The Kanuri live in settlements ranging in size from the large city of Maiduguri—which is the capital of Borno and has a population of 80,000—to tiny hamlets of three or four households. About two-thirds of the population live in villages of from 1,000 to 5,000 people. About one-quarter live in cities of more than 10,000. Hamlets are found about every 1.5 to 3 kilometers, and larger villages every 8 or 10 kilometers. Settlements are composed of walled compounds, made up of mud- or grass-mat-walled houses, with thatched conical roofs. Farms extend in a circle from the settlement, with scattered farms, pastures, and free land beyond.
Before European contact, Bornu was a feudal state, with royal lineages, a landholding aristocracy, peasants, and slaves. Today, in almost all cases, important political leaders are descendants of the aristocratic lineages, but popular elections have added commoners to their ranks. When the British took control at the beginning of the twentieth century, they abolished slavery and took over the top decision-making positions, but they left most of the social system intact. In small villages, there is little or no labor specialization, and differences in wealth are slight. In towns and cities, however, social stratification is pronounced, and differences in wealth may be great. New trading opportunities, Western education, and political power through election and financial support of others have all served to create a situation in which there are many commoners who have become as wealthy as the aristocrate.
Relationships between social unequals, in which each person has diffuse obligations to and expectations of the other, is still an integral part of Kanuri culture today. In the past, the principal contrast was between the nobility and royalty, on the one hand, and commoners, on the other. Today this contrast is being transformed to one between the modern, educated, bureaucratic elite and the traditional, illiterate peasantry. Occupations that are related to politics and religion have high status, whereas those that are associated with things thought to be dirty have low status. Quranic scholars and individuals with political positions have high status, but barbers, blacksmiths, well diggers, tanners, and butchers have very low status. In between are the great bulk of commoners who are farmers, artisans, and traders. Musicians (classed as beggars) and moneylenders (who, because they charge interest, are viewed as violators of Islamic law) hold the lowest status of all.
Another major dimension of social inequality in Borno is between men and women. In a pattern that reflects Islamic law as it is interpreted locally, women are legally and socially inferior to men, and they are considered a major source of instability. Accordingly, various civil and social rights are denied to women.

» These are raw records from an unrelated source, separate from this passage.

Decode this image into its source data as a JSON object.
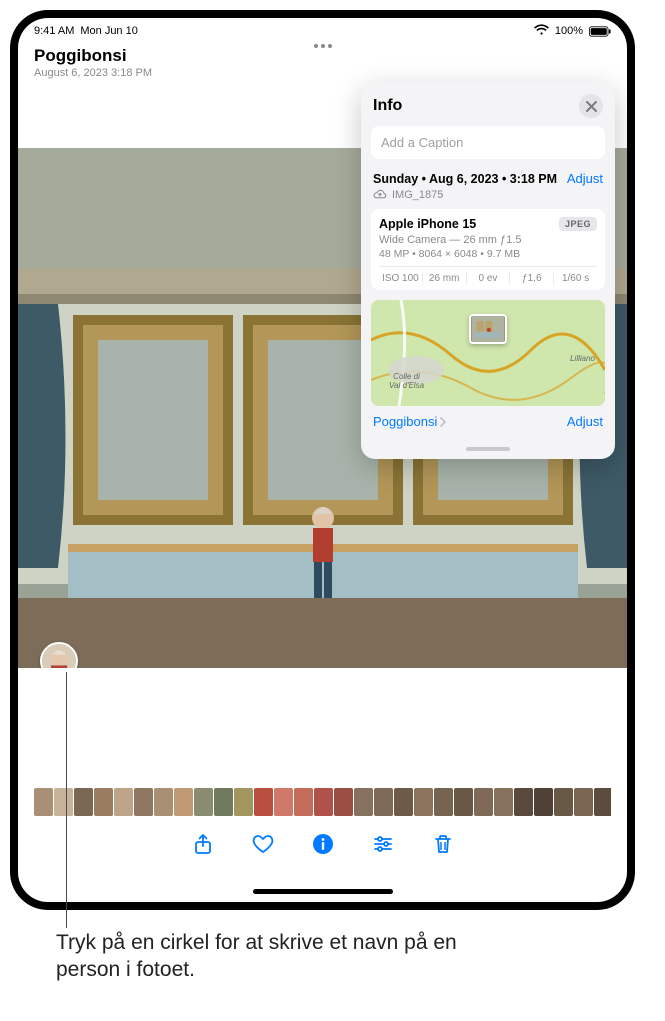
{
  "status": {
    "time": "9:41 AM",
    "date": "Mon Jun 10",
    "wifi": "wifi-icon",
    "battery": "100%"
  },
  "header": {
    "title": "Poggibonsi",
    "subtitle": "August 6, 2023 3:18 PM"
  },
  "info_panel": {
    "title": "Info",
    "caption_placeholder": "Add a Caption",
    "date_line": "Sunday • Aug 6, 2023 • 3:18 PM",
    "adjust_label": "Adjust",
    "filename": "IMG_1875",
    "device": "Apple iPhone 15",
    "format_badge": "JPEG",
    "lens": "Wide Camera — 26 mm ƒ1.5",
    "specs": "48 MP • 8064 × 6048 • 9.7 MB",
    "exif": {
      "iso": "ISO 100",
      "focal": "26 mm",
      "ev": "0 ev",
      "aperture": "ƒ1.6",
      "shutter": "1/60 s"
    },
    "map": {
      "location": "Poggibonsi",
      "label_a": "Colle di\nVal d'Elsa",
      "label_b": "Lilliano",
      "adjust_label": "Adjust"
    }
  },
  "toolbar": {
    "share": "share-icon",
    "favorite": "heart-icon",
    "info": "info-icon",
    "filters": "sliders-icon",
    "trash": "trash-icon"
  },
  "caption_text": "Tryk på en cirkel for at skrive et navn på en person i fotoet.",
  "thumb_colors": [
    "#a98f74",
    "#c6b398",
    "#7a6854",
    "#9a7c60",
    "#bda489",
    "#8f7761",
    "#a98f74",
    "#c09a75",
    "#8a8c6f",
    "#6f7a5f",
    "#a3955f",
    "#b84e3e",
    "#d0796a",
    "#c36c5a",
    "#b0524a",
    "#9b4e44",
    "#85715d",
    "#7e6a56",
    "#6e5a48",
    "#8a745e",
    "#776450",
    "#6a5846",
    "#7e6a56",
    "#86715c",
    "#5b4a3c",
    "#4f4136",
    "#6a5846",
    "#7a6452",
    "#5c4c3e",
    "#4b3e34",
    "#5b4a3c"
  ]
}
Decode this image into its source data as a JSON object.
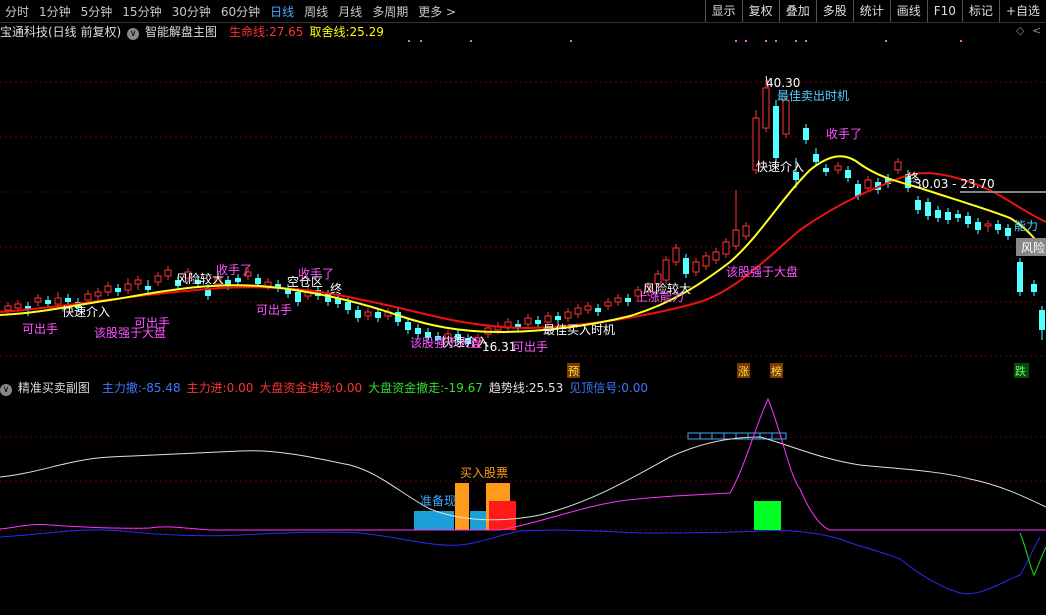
{
  "toolbar": {
    "periods": [
      "分时",
      "1分钟",
      "5分钟",
      "15分钟",
      "30分钟",
      "60分钟",
      "日线",
      "周线",
      "月线",
      "多周期",
      "更多 >"
    ],
    "active_period": "日线",
    "right_buttons": [
      "显示",
      "复权",
      "叠加",
      "多股",
      "统计",
      "画线",
      "F10",
      "标记",
      "+自选"
    ]
  },
  "main_header": {
    "stock": "宝通科技(日线 前复权)",
    "indicator_name": "智能解盘主图",
    "life_line_label": "生命线:",
    "life_line_value": "27.65",
    "sell_line_label": "取舍线:",
    "sell_line_value": "25.29"
  },
  "sub_header": {
    "name": "精准买卖副图",
    "fields": [
      {
        "label": "主力撤:",
        "value": "-85.48",
        "color": "#3c78ff"
      },
      {
        "label": "主力进:",
        "value": "0.00",
        "color": "#ff3333"
      },
      {
        "label": "大盘资金进场:",
        "value": "0.00",
        "color": "#ff3333"
      },
      {
        "label": "大盘资金撤走:",
        "value": "-19.67",
        "color": "#33dd33"
      },
      {
        "label": "趋势线:",
        "value": "25.53",
        "color": "#e0e0e0"
      },
      {
        "label": "见顶信号:",
        "value": "0.00",
        "color": "#3c78ff"
      }
    ]
  },
  "annotations": {
    "price_high": "40.30",
    "price_low": "16.31",
    "range_label": "30.03 - 23.70",
    "best_sell": "最佳卖出时机",
    "best_buy": "最佳买入时机",
    "quick_buy_1": "快速介入",
    "quick_buy_2": "快速介入",
    "quick_buy_3": "快速介入",
    "risk_1": "风险较大",
    "risk_2": "风险较大",
    "risk_3": "风险",
    "shoushou_1": "收手了",
    "shoushou_2": "收手了",
    "shoushou_3": "收手了",
    "stronger_1": "该股强于大盘",
    "stronger_2": "该股强于大盘",
    "stronger_3": "该股强于大盘",
    "can_sell_1": "可出手",
    "can_sell_2": "可出手",
    "can_sell_3": "可出手",
    "can_sell_4": "可出手",
    "empty_zone": "空仓区",
    "end_1": "终",
    "end_2": "终",
    "ability": "能力",
    "ability_2": "上涨能力",
    "tag_yu": "预",
    "tag_zhang": "涨",
    "tag_bang": "榜",
    "tag_die": "跌",
    "zhunbei": "准备现",
    "buy_stock": "买入股票"
  },
  "colors": {
    "up": "#ff3232",
    "down": "#54ffff",
    "life_line": "#ff0000",
    "sell_line": "#ffff00",
    "magenta": "#ff55ff",
    "white_line": "#dddddd",
    "blue_line": "#3c3cff"
  }
}
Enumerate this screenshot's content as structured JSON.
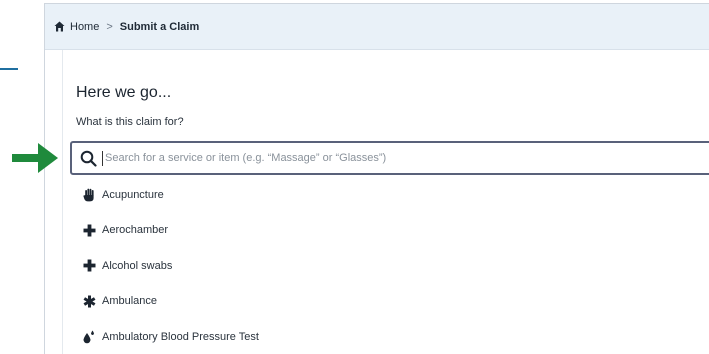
{
  "breadcrumb": {
    "home": "Home",
    "separator": ">",
    "current": "Submit a Claim"
  },
  "panel": {
    "heading": "Here we go...",
    "question": "What is this claim for?"
  },
  "search": {
    "value": "",
    "placeholder": "Search for a service or item (e.g. “Massage” or “Glasses”)"
  },
  "options": [
    {
      "label": "Acupuncture",
      "icon": "hand-icon"
    },
    {
      "label": "Aerochamber",
      "icon": "plus-icon"
    },
    {
      "label": "Alcohol swabs",
      "icon": "plus-icon"
    },
    {
      "label": "Ambulance",
      "icon": "asterisk-icon"
    },
    {
      "label": "Ambulatory Blood Pressure Test",
      "icon": "drop-icon"
    }
  ],
  "colors": {
    "arrow": "#1f8a3c",
    "breadcrumb_bg": "#e9f1f8",
    "search_border": "#59617a",
    "accent_dash": "#1f6fa0"
  }
}
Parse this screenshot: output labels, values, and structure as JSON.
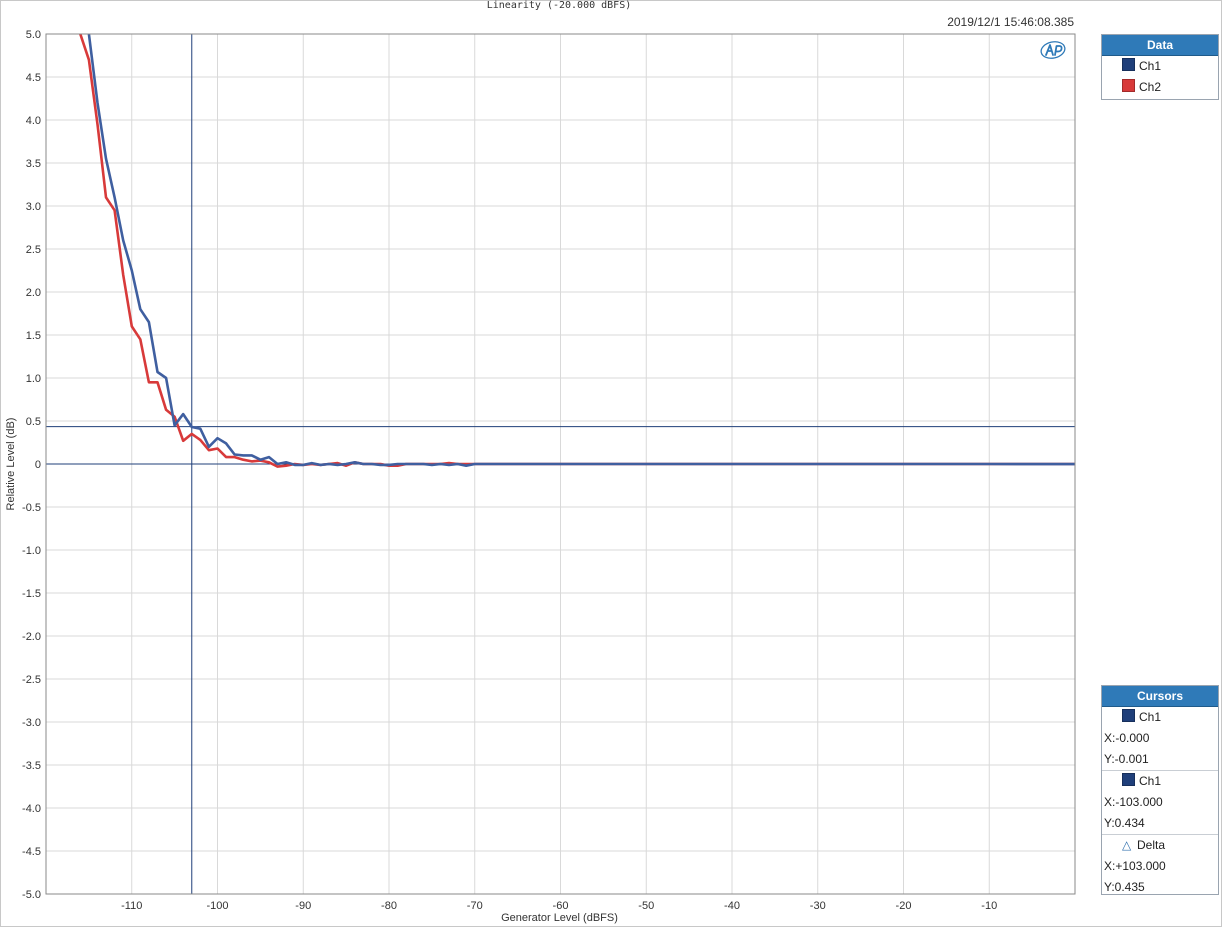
{
  "chart_data": {
    "type": "line",
    "title": "Linearity (-20.000 dBFS)",
    "timestamp": "2019/12/1 15:46:08.385",
    "xlabel": "Generator Level (dBFS)",
    "ylabel": "Relative Level (dB)",
    "xlim": [
      -120,
      0
    ],
    "ylim": [
      -5.0,
      5.0
    ],
    "x_ticks": [
      -110,
      -100,
      -90,
      -80,
      -70,
      -60,
      -50,
      -40,
      -30,
      -20,
      -10
    ],
    "x_tick_labels": [
      "-110",
      "-100",
      "-90",
      "-80",
      "-70",
      "-60",
      "-50",
      "-40",
      "-30",
      "-20",
      "-10"
    ],
    "y_ticks": [
      5.0,
      4.5,
      4.0,
      3.5,
      3.0,
      2.5,
      2.0,
      1.5,
      1.0,
      0.5,
      0,
      -0.5,
      -1.0,
      -1.5,
      -2.0,
      -2.5,
      -3.0,
      -3.5,
      -4.0,
      -4.5,
      -5.0
    ],
    "y_tick_labels": [
      "5.0",
      "4.5",
      "4.0",
      "3.5",
      "3.0",
      "2.5",
      "2.0",
      "1.5",
      "1.0",
      "0.5",
      "0",
      "-0.5",
      "-1.0",
      "-1.5",
      "-2.0",
      "-2.5",
      "-3.0",
      "-3.5",
      "-4.0",
      "-4.5",
      "-5.0"
    ],
    "grid": true,
    "legend_placement": "right",
    "series": [
      {
        "name": "Ch1",
        "color": "#3f5fa0",
        "x": [
          -115,
          -114,
          -113,
          -112,
          -111,
          -110,
          -109,
          -108,
          -107,
          -106,
          -105,
          -104,
          -103,
          -102,
          -101,
          -100,
          -99,
          -98,
          -97,
          -96,
          -95,
          -94,
          -93,
          -92,
          -91,
          -90,
          -89,
          -88,
          -87,
          -86,
          -85,
          -84,
          -83,
          -82,
          -81,
          -80,
          -79,
          -78,
          -77,
          -76,
          -75,
          -74,
          -73,
          -72,
          -71,
          -70,
          -60,
          -50,
          -40,
          -30,
          -20,
          -10,
          0
        ],
        "y": [
          5.0,
          4.2,
          3.55,
          3.1,
          2.6,
          2.25,
          1.8,
          1.65,
          1.07,
          1.0,
          0.45,
          0.58,
          0.43,
          0.41,
          0.2,
          0.3,
          0.24,
          0.11,
          0.1,
          0.1,
          0.05,
          0.08,
          0.0,
          0.02,
          -0.01,
          -0.01,
          0.01,
          -0.01,
          0.0,
          -0.01,
          0.0,
          0.02,
          0.0,
          0.0,
          -0.01,
          -0.01,
          0.0,
          0.0,
          0.0,
          0.0,
          -0.01,
          0.0,
          -0.01,
          0.0,
          -0.02,
          0.0,
          0.0,
          0.0,
          0.0,
          0.0,
          0.0,
          0.0,
          -0.001
        ]
      },
      {
        "name": "Ch2",
        "color": "#d83a3a",
        "x": [
          -116,
          -115,
          -114,
          -113,
          -112,
          -111,
          -110,
          -109,
          -108,
          -107,
          -106,
          -105,
          -104,
          -103,
          -102,
          -101,
          -100,
          -99,
          -98,
          -97,
          -96,
          -95,
          -94,
          -93,
          -92,
          -91,
          -90,
          -89,
          -88,
          -87,
          -86,
          -85,
          -84,
          -83,
          -82,
          -81,
          -80,
          -79,
          -78,
          -77,
          -76,
          -75,
          -74,
          -73,
          -72,
          -71,
          -70,
          -60,
          -50,
          -40,
          -30,
          -20,
          -10,
          0
        ],
        "y": [
          5.0,
          4.7,
          3.95,
          3.1,
          2.95,
          2.2,
          1.6,
          1.45,
          0.95,
          0.95,
          0.63,
          0.55,
          0.27,
          0.35,
          0.28,
          0.16,
          0.18,
          0.08,
          0.08,
          0.05,
          0.03,
          0.04,
          0.02,
          -0.03,
          -0.02,
          0.0,
          -0.01,
          0.0,
          -0.01,
          0.0,
          0.01,
          -0.02,
          0.02,
          0.0,
          0.0,
          0.0,
          -0.02,
          -0.02,
          0.0,
          0.0,
          0.0,
          0.0,
          0.0,
          0.01,
          0.0,
          0.0,
          0.0,
          0.0,
          0.0,
          0.0,
          0.0,
          0.0,
          0.0,
          0.0
        ]
      }
    ],
    "cursor_lines": [
      {
        "axis": "x",
        "value": -103.0
      },
      {
        "axis": "y",
        "value": 0.434
      },
      {
        "axis": "y",
        "value": 0.0
      }
    ]
  },
  "legend_panel": {
    "title": "Data",
    "items": [
      {
        "label": "Ch1",
        "color": "#1f3f7a"
      },
      {
        "label": "Ch2",
        "color": "#d83a3a"
      }
    ]
  },
  "cursors_panel": {
    "title": "Cursors",
    "blocks": [
      {
        "channel": "Ch1",
        "x": "X:-0.000",
        "y": "Y:-0.001"
      },
      {
        "channel": "Ch1",
        "x": "X:-103.000",
        "y": "Y:0.434"
      }
    ],
    "delta": {
      "label": "Delta",
      "x": "X:+103.000",
      "y": "Y:0.435"
    }
  },
  "logo_text": "AP"
}
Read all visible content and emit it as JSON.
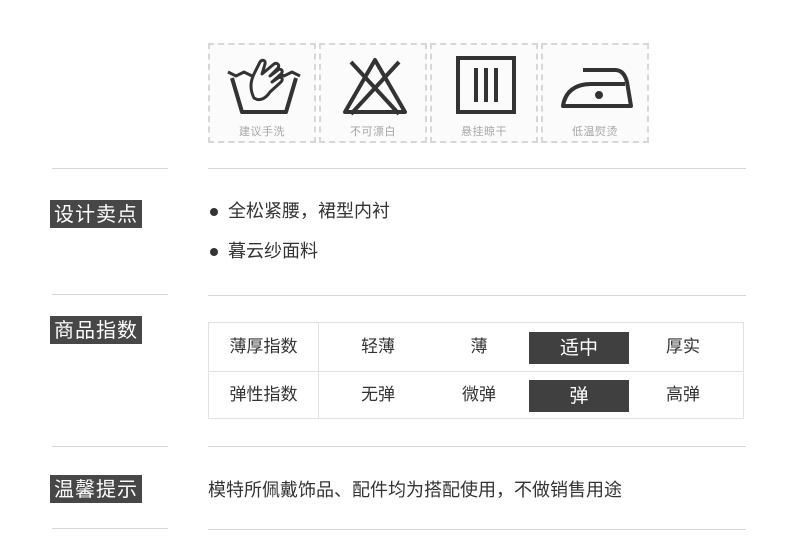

The Bornu Emirate is a political entity and is viewed as such by its inhabitants. Its present political structure is a result of the colonial era, but is still largely based on precolonial values, traditions, and ideology. The shehu, or king, is both the political and the religious leader of the emirate. There are twenty-one districts, each with a district head—usually a member of the aristocracy—and a district capital. The districts are composed of villages, each with its own headman ( lawan ), and of towns and cities, each of which may have more than one headman. Villages, towns, and cities are composed of wards and surrounding hamlets. Wards and hamlets are each run by a bullama, usually the founder or senior male.